Mum100_blog_Edgy_McSpark_business_cardHe handed me his business card.

Flipper, flapper & general scrapper

“No flipping, flapping or scrapping required in this dwelling,” I said.

Edgy edged inside.

Upstairs, I switched on an Evel Knievel documentary. Edgy put his pointy red feet up and he polished off my chicken dinner. We were happy!

Then I did my twelfth night injection and Edgy turned. Scrapping and flapping, he was, chewing my fella’s ear.

Later on, Edgy was too hot and scratchy to sleep.

Peculiar fellow! I wonder how long he’s going to stay?

PS. As an antidote to Edgy’s behaviour, I really like Sabbir Muslim’s ideas on how to heal physical illness or pain, including cancelling beliefs in adverse side effects from medication. Sabbir has an incredible personal story of overcoming kidney failure through finding a spiritual solution.

So, you’re welcome to stay, Edgy, but I don’t have to buy into your flipping and flapping and scrapping! 🙂

Sunday in the park with the kids

A friend suggested talking to my future kids. It seemed a novel idea, plucked from the plane of perception.

So I took a Sunday stroll to our local green space. The sun was bright, the breeze a gentle nip. In the park, there were families, dogs, joggers, footballers, press-up people, bikers and bookworms on the grass.
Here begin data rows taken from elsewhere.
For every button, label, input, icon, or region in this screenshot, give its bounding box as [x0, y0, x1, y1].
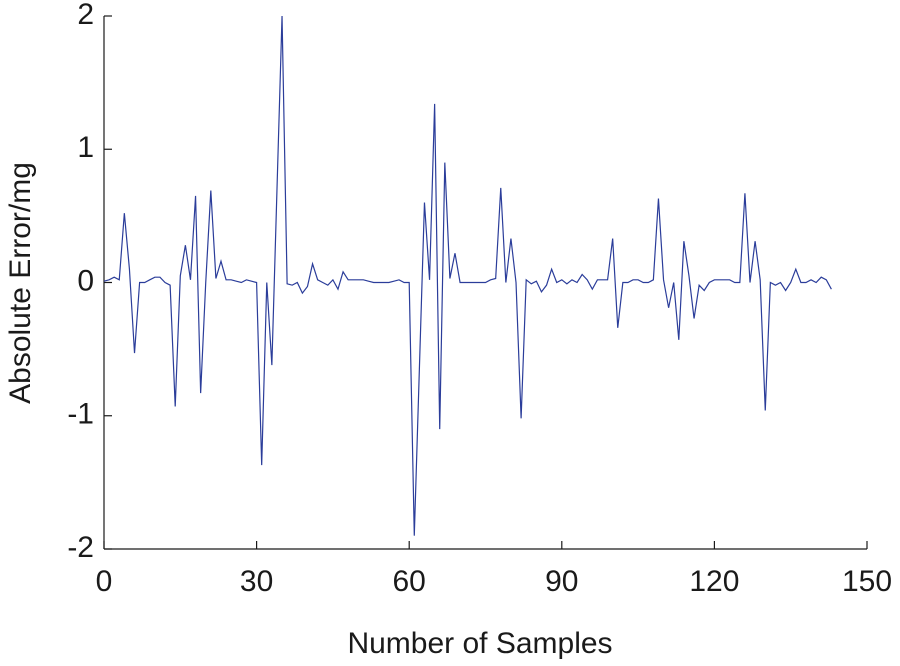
y-tick-label: 0 — [77, 264, 94, 297]
y-axis-label: Absolute Error/mg — [4, 162, 37, 404]
x-tick-label: 90 — [545, 565, 578, 598]
data-line — [103, 15, 832, 536]
x-tick-label: 30 — [240, 565, 273, 598]
x-axis-label: Number of Samples — [347, 627, 612, 660]
x-tick-label: 60 — [393, 565, 426, 598]
y-tick-label: -2 — [67, 531, 94, 564]
y-tick-label: -1 — [67, 398, 94, 431]
y-tick-label: 1 — [77, 131, 94, 164]
x-tick-label: 120 — [689, 565, 739, 598]
x-tick-label: 0 — [96, 565, 113, 598]
x-tick-label: 150 — [842, 565, 892, 598]
y-tick-label: 2 — [77, 0, 94, 31]
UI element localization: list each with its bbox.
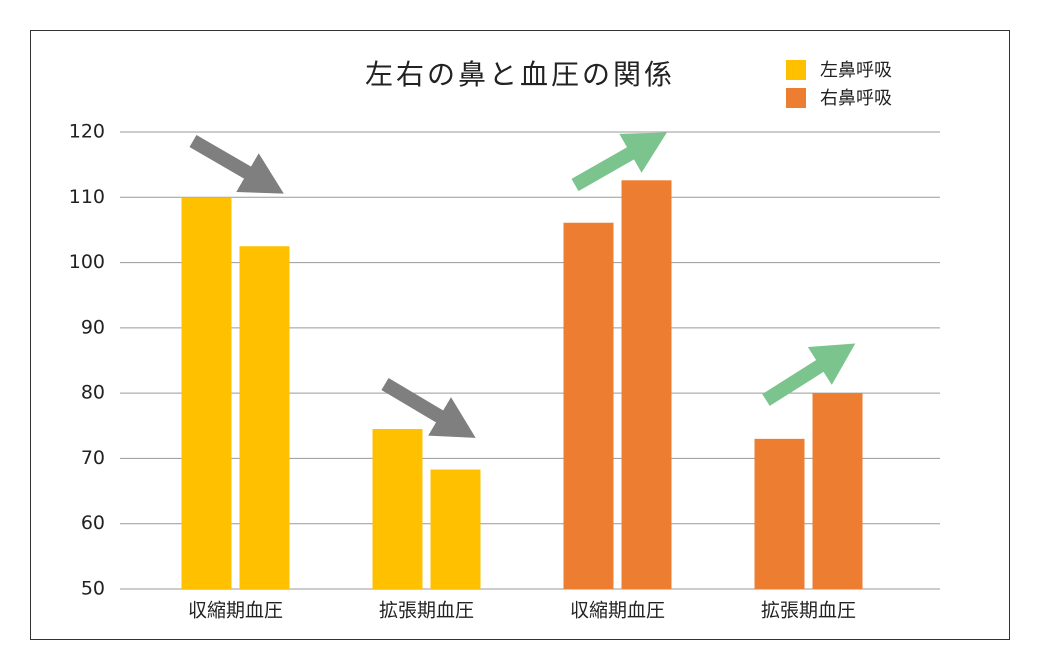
bar (563, 222, 614, 590)
y-tick-label: 70 (81, 447, 105, 469)
x-tick-label: 拡張期血圧 (379, 600, 474, 622)
y-tick-label: 60 (81, 512, 105, 534)
bar (621, 180, 672, 589)
bar (754, 438, 805, 589)
down-arrow (381, 377, 476, 438)
y-tick-label: 100 (69, 251, 105, 273)
y-tick-label: 90 (81, 316, 105, 338)
up-arrow (571, 132, 667, 192)
x-tick-label: 収縮期血圧 (188, 600, 283, 622)
chart-title: 左右の鼻と血圧の関係 (365, 58, 675, 91)
legend-swatch (786, 60, 806, 80)
y-tick-label: 110 (69, 186, 105, 208)
legend-label: 左鼻呼吸 (820, 60, 892, 81)
frame (30, 30, 1010, 640)
y-tick-label: 80 (81, 382, 105, 404)
y-tick-label: 50 (81, 578, 105, 600)
bar (430, 469, 481, 589)
x-tick-label: 拡張期血圧 (761, 600, 856, 622)
up-arrow (762, 343, 856, 406)
legend-swatch (786, 88, 806, 108)
y-tick-label: 120 (69, 121, 105, 143)
legend-label: 右鼻呼吸 (820, 88, 892, 109)
bar (812, 393, 863, 589)
x-tick-label: 収縮期血圧 (570, 600, 665, 622)
trend-arrows (189, 132, 856, 438)
down-arrow (189, 134, 284, 194)
bar (239, 246, 290, 589)
plot-area: 50 60 70 80 90 100 110 120 収縮期血圧 拡張期血圧 収縮期血圧 拡張期血圧 (69, 121, 940, 622)
bar (372, 429, 423, 589)
bar (181, 197, 232, 590)
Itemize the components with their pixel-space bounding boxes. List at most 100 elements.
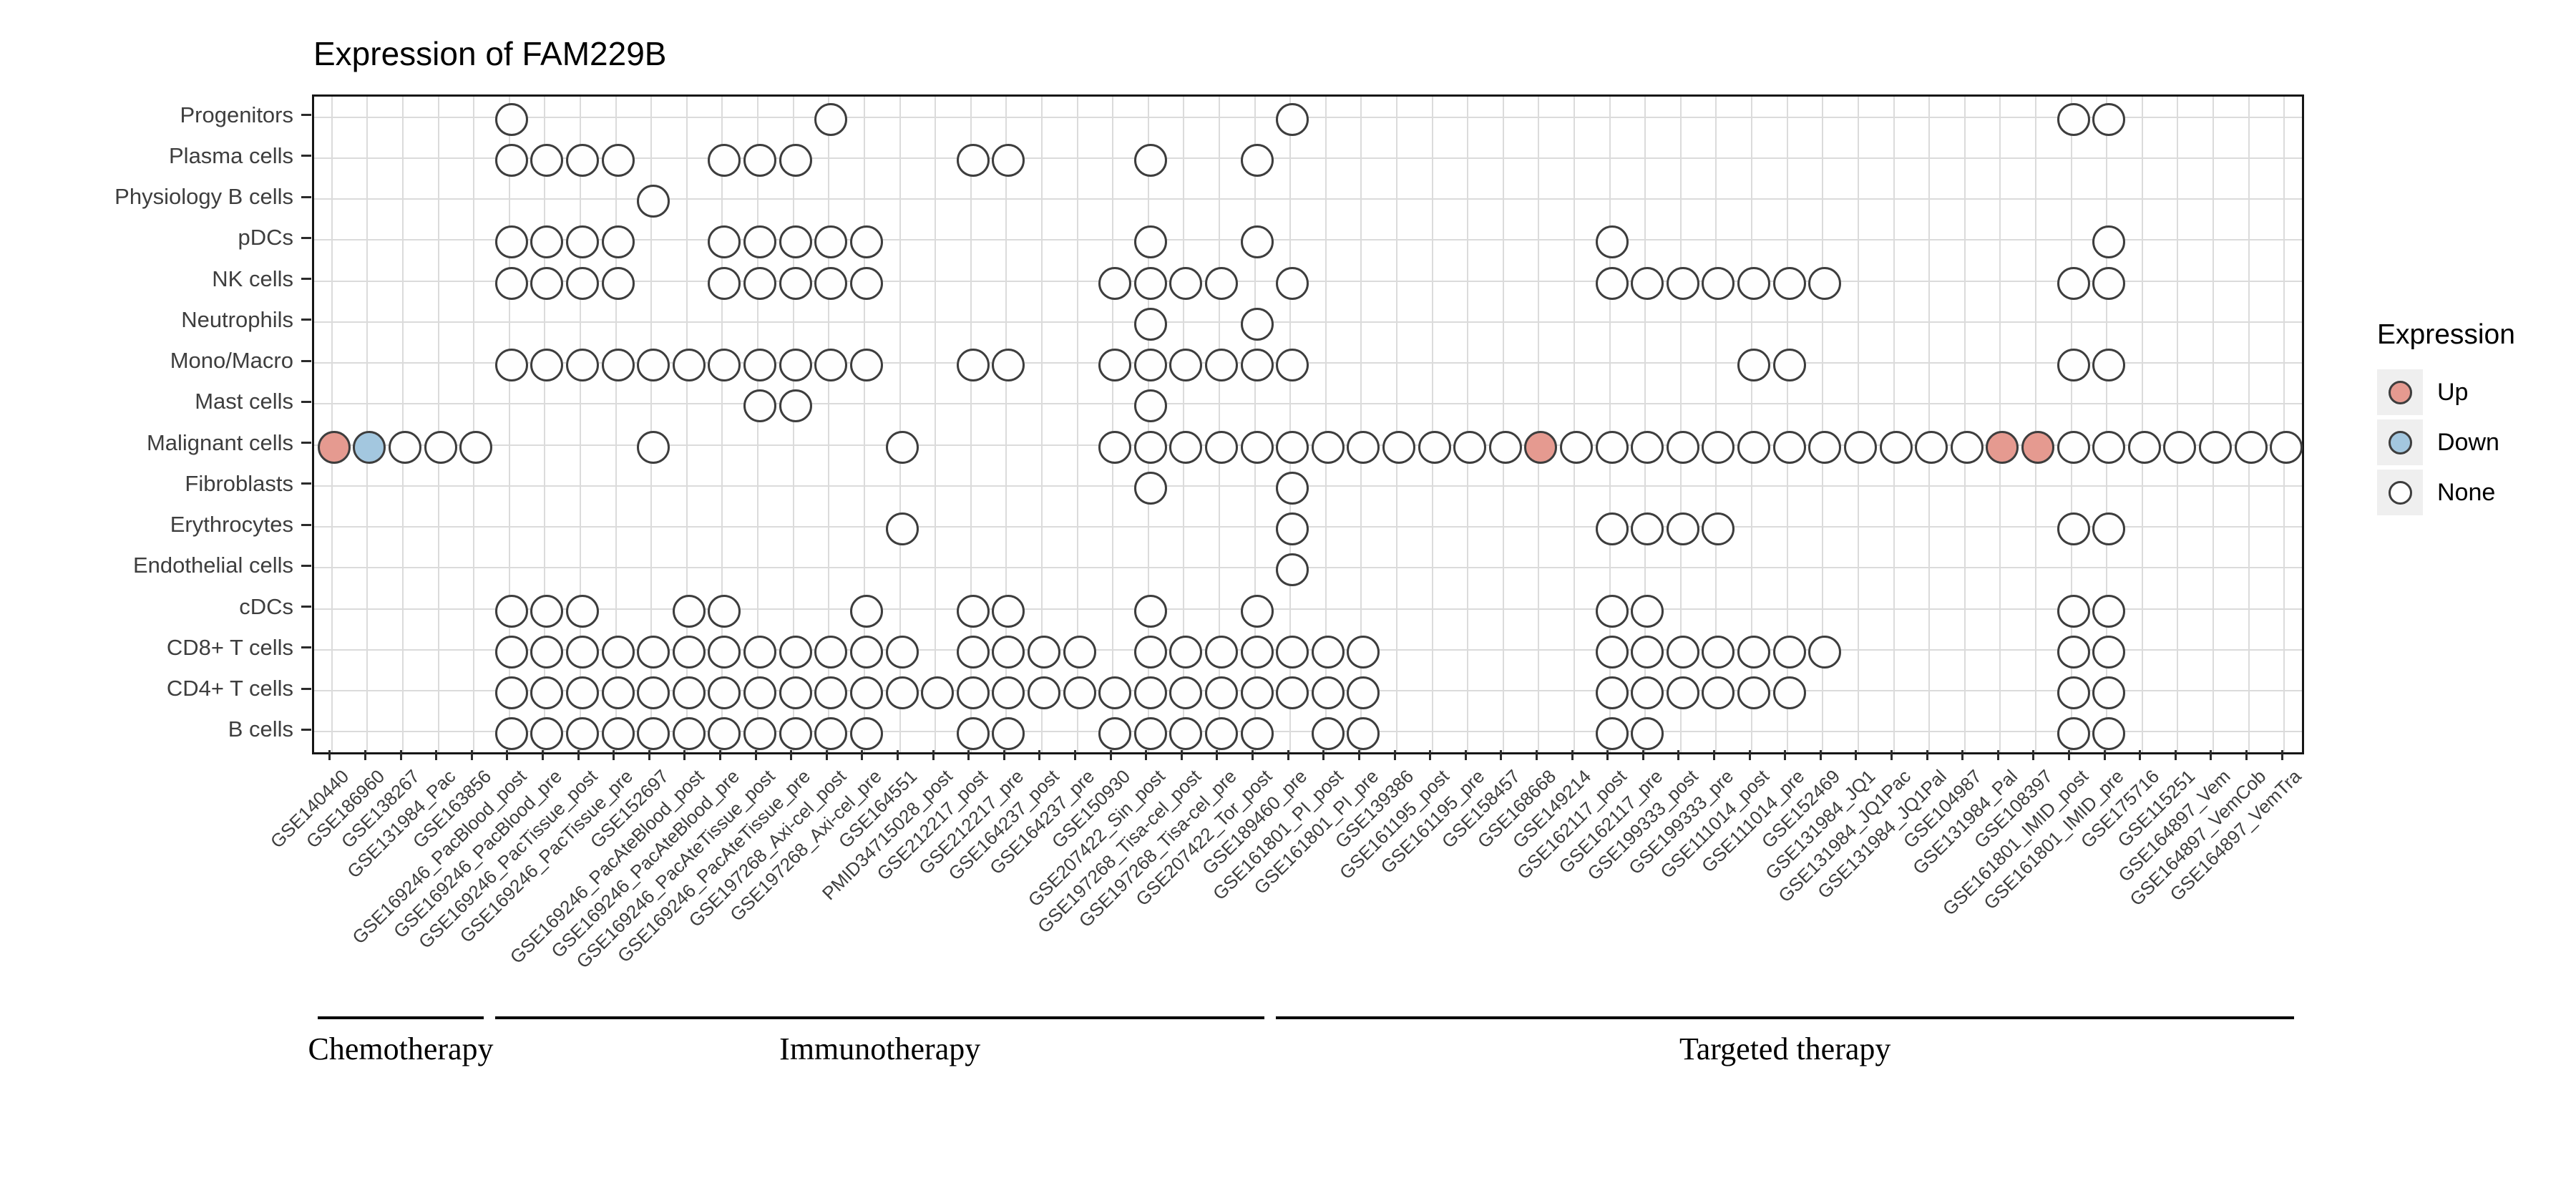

My kids joined me beneath a big tree.

“Your Dad and I love you very much,” I said. “We are making provision for you. We are doing our best to welcome you.”

I can imagine the scene. It fills me with joy and serenity.

It all holds together, miraculously

My fella taught me to lift my eyes to the moon and stars. Whenever uncertainty creeps in, I look up and doubt scurries off like a shy goblin.

Tonight, we walked home at twilight. The sky was flame blue, the sun pointing its western torchlight at our patch of sky. There was the crescent moon, the dark silver disc across its face – dressed for a celestial masked ball.

We like to pick out the planets. Is that Jupiter on parade? Saturn or Mars? I’m quite good at finding them now, the boldest lights of our galaxy. They reassure me, immensely.